Ao criar o medo de perder algo no ambiente online o internauta passa a sentir a necessidade de sempre atualizar as redes sociais para ficar ciente do que os outros estão fazendo. Começar a aceitar todas as propostas de eventos e se, no local, não desgrudar os olhos do smartphone, este também pode ser um sintoma.

Em muitos casos, indivíduos com FoMO ficam mais distraídos, seja ao conversar pessoalmente com alguém em casa, durante as aulas e em reuniões. Ou, ainda mais grave, ao utilizar o celular enquanto dirige para não perder nenhuma novidade e registrar Stories e "snaps" no volante. Ao longo do tempo, a pessoa com o problema passa a apresentar mau humor, ansiedade, stress, tédio e solidão. Em casos intensos, o medo pode causar depressão.

Quem atinge?

Estudos realizados sobre o assunto indicam que o vício em redes sociais não é um problema exclusivo de adolescentes. Segundo pesquisas nos Estados Unidos e no Reino Unido, as principais vítimas do Fear of Missing Out são jovens e adultos de 18 a 34 anos, faixa etária identificada como "geração Millennial".
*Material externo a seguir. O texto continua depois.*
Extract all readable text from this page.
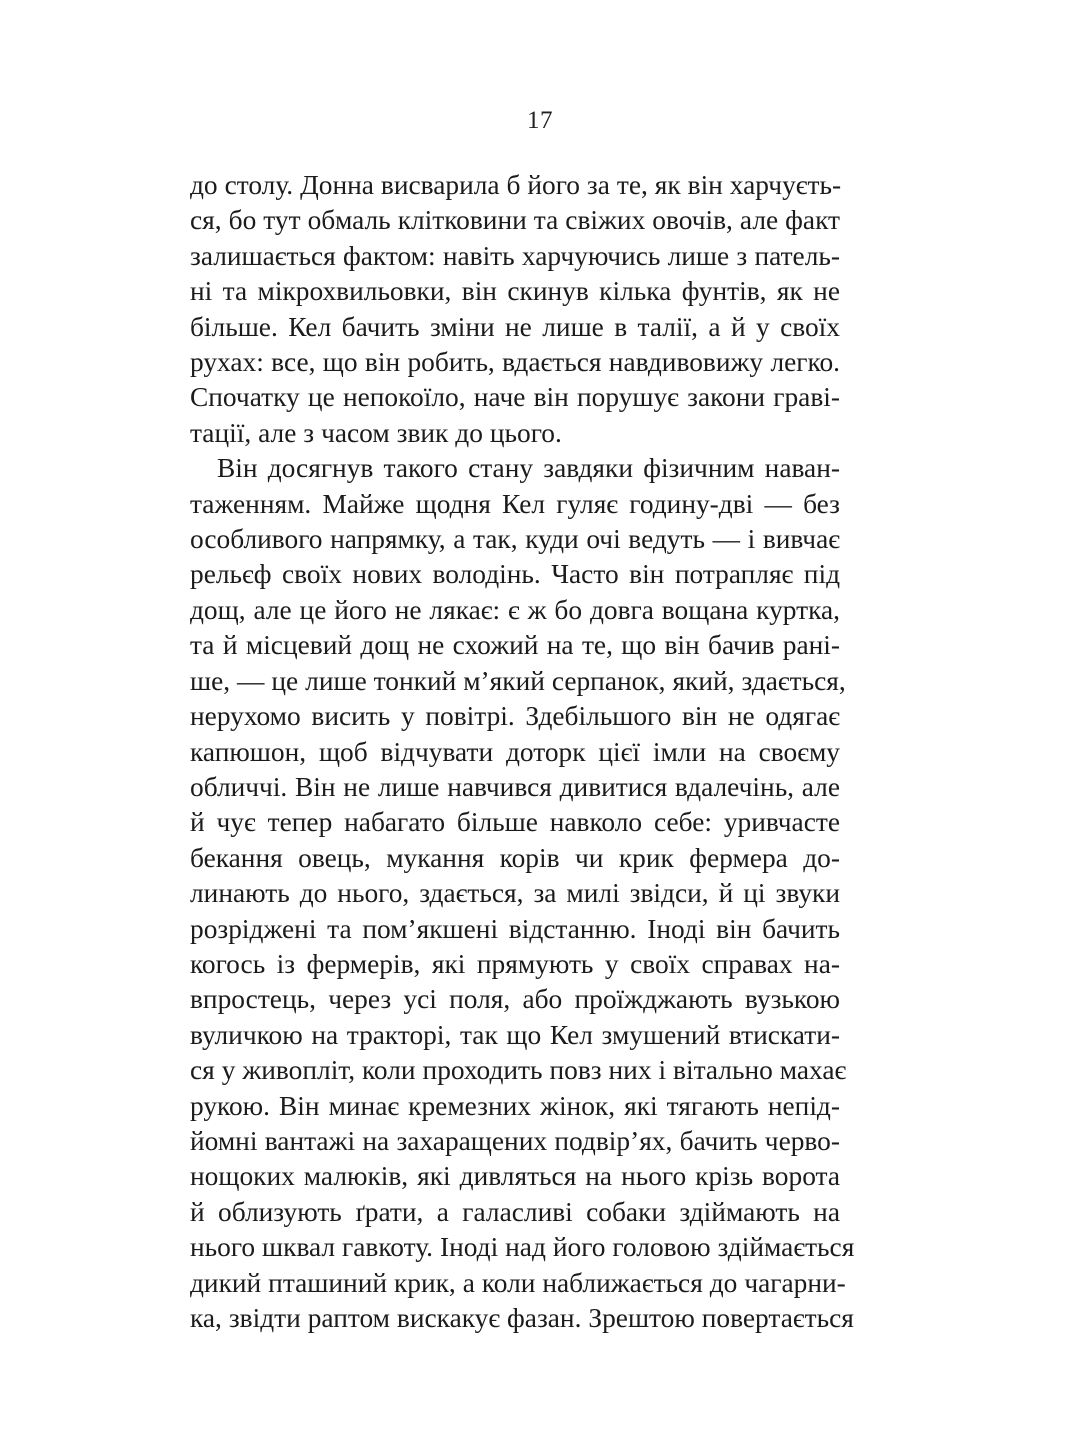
17

до столу. Донна висварила б його за те, як він харчуєть-
ся, бо тут обмаль клітковини та свіжих овочів, але факт
залишається фактом: навіть харчуючись лише з патель-
ні та мікрохвильовки, він скинув кілька фунтів, як не
більше. Кел бачить зміни не лише в талії, а й у своїх
рухах: все, що він робить, вдається навдивовижу легко.
Спочатку це непокоїло, наче він порушує закони граві-
тації, але з часом звик до цього.

Він досягнув такого стану завдяки фізичним наван-
таженням. Майже щодня Кел гуляє годину-дві — без
особливого напрямку, а так, куди очі ведуть — і вивчає
рельєф своїх нових володінь. Часто він потрапляє під
дощ, але це його не лякає: є ж бо довга вощана куртка,
та й місцевий дощ не схожий на те, що він бачив рані-
ше, — це лише тонкий м’який серпанок, який, здається,
нерухомо висить у повітрі. Здебільшого він не одягає
капюшон, щоб відчувати доторк цієї імли на своєму
обличчі. Він не лише навчився дивитися вдалечінь, але
й чує тепер набагато більше навколо себе: уривчасте
бекання овець, мукання корів чи крик фермера до-
линають до нього, здається, за милі звідси, й ці звуки
розріджені та пом’якшені відстанню. Іноді він бачить
когось із фермерів, які прямують у своїх справах на-
впростець, через усі поля, або проїжджають вузькою
вуличкою на тракторі, так що Кел змушений втискати-
ся у живопліт, коли проходить повз них і вітально махає
рукою. Він минає кремезних жінок, які тягають непід-
йомні вантажі на захаращених подвір’ях, бачить черво-
нощоких малюків, які дивляться на нього крізь ворота
й облизують ґрати, а галасливі собаки здіймають на
нього шквал гавкоту. Іноді над його головою здіймається
дикий пташиний крик, а коли наближається до чагарни-
ка, звідти раптом вискакує фазан. Зрештою повертається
Os dados demonstram que a síndrome não interfere apenas na vida pessoal do usuário, mas também coloca questões como a carreira e a vida profissional em risco. Além disso, as análises sobre o tema indicam que os homens "hiper conectados" são mais propensos a apresentarem os sintomas de FoMO.

Instagram é o pior app para a saúde mental

Um estudo recentemente batizado de "Status of Mind" (estado da mente, em português) revelou que o Instagram é o pior aplicativo quando se trata de saúde mental. A pesquisa analisou as reações aos posts de Facebook, YouTube, Twitter, Snapchat e Instagram e teve como resultado que o app de fotos e vídeos provoca ansiedade, depressão, má qualidade do sono e insatisfação com o próprio corpo — alguns dos sintomas do caráter viciante do FoMO.

Como amenizar o vício?

Com tantas redes sociais atraentes e fáceis de usar, uma dica para reduzir o vício (além da procura por um psicólogo para receber o tratamento adequado) é instalar no smartphone ou computador um app que aponte quantas horas você gasta em cada plataforma. Vejas alguns exemplos para Android e iOS (iPhone) e para PCs que podem auxiliar na dosagem da tecnologia no dia a dia.

Para especialistas, deixar comparações com a rotina dos outros de lado também é importante para amenizar os sintomas. É importante focar primeiramente em si mesmo, lembrando que não é possível participar e ver tudo que acontece.